Purpose: To determine the potential cost savings of decreased emergency department (ED) visits resulting from increased continuity of care provided in a pediatric medical home.
Methods: An economic modeling study comparing the cost of ED visits associated with average continuity of care versus the cost of ED visits associated with a 10% point increase in continuity was performed. This model's premise is that increased continuity will decrease care in the ED. Parameters of the model included average continuity of care and expected use of the ED by pediatric patients as well as the relationship between these two variables. Parameters were estimated from the literature. Average continuity, as measured by the Continuity of Care Index by Bice and Boxerman, was determined to be 40%. Average ED use was estimated to be 0.68 visits/child per year. Continuity of care was stratified into low, medium, and high levels. The Medical University of South Carolina's ED charges were used. An average pediatric practice was estimated to contain 2000 patients.
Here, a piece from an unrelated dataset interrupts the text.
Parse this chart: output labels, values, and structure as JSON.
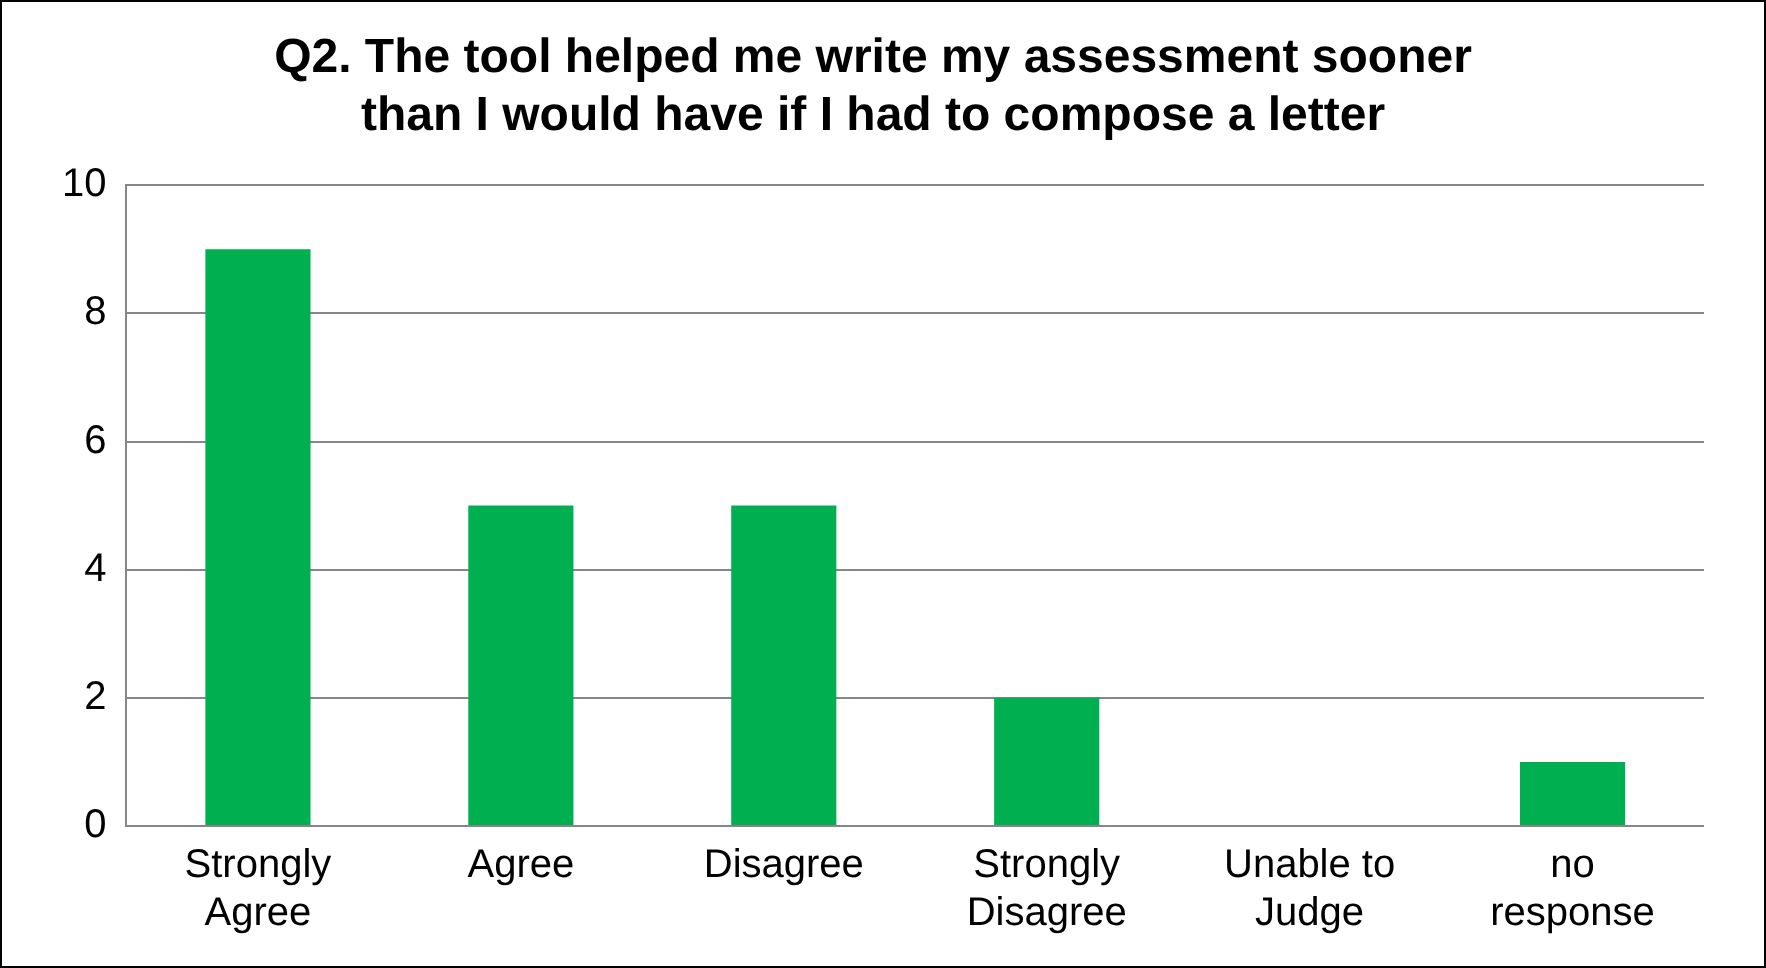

Results: Two hypothetical practices of 2000 patients each were created to represent pediatric medical homes: practice 1 received 40% continuity and practice 2 received 50%. The model's outcome was measured in terms of expected ED charges per practice averted over a 1-year period. Increasing continuity of care by 10% points yielded a decline in expected ED visits from 1362 to 1290 per practice: 19,905 US dollars was saved.
Conclusion: Continuity of care can yield many benefits, including cost savings from decreased charges associated with less frequent ED use.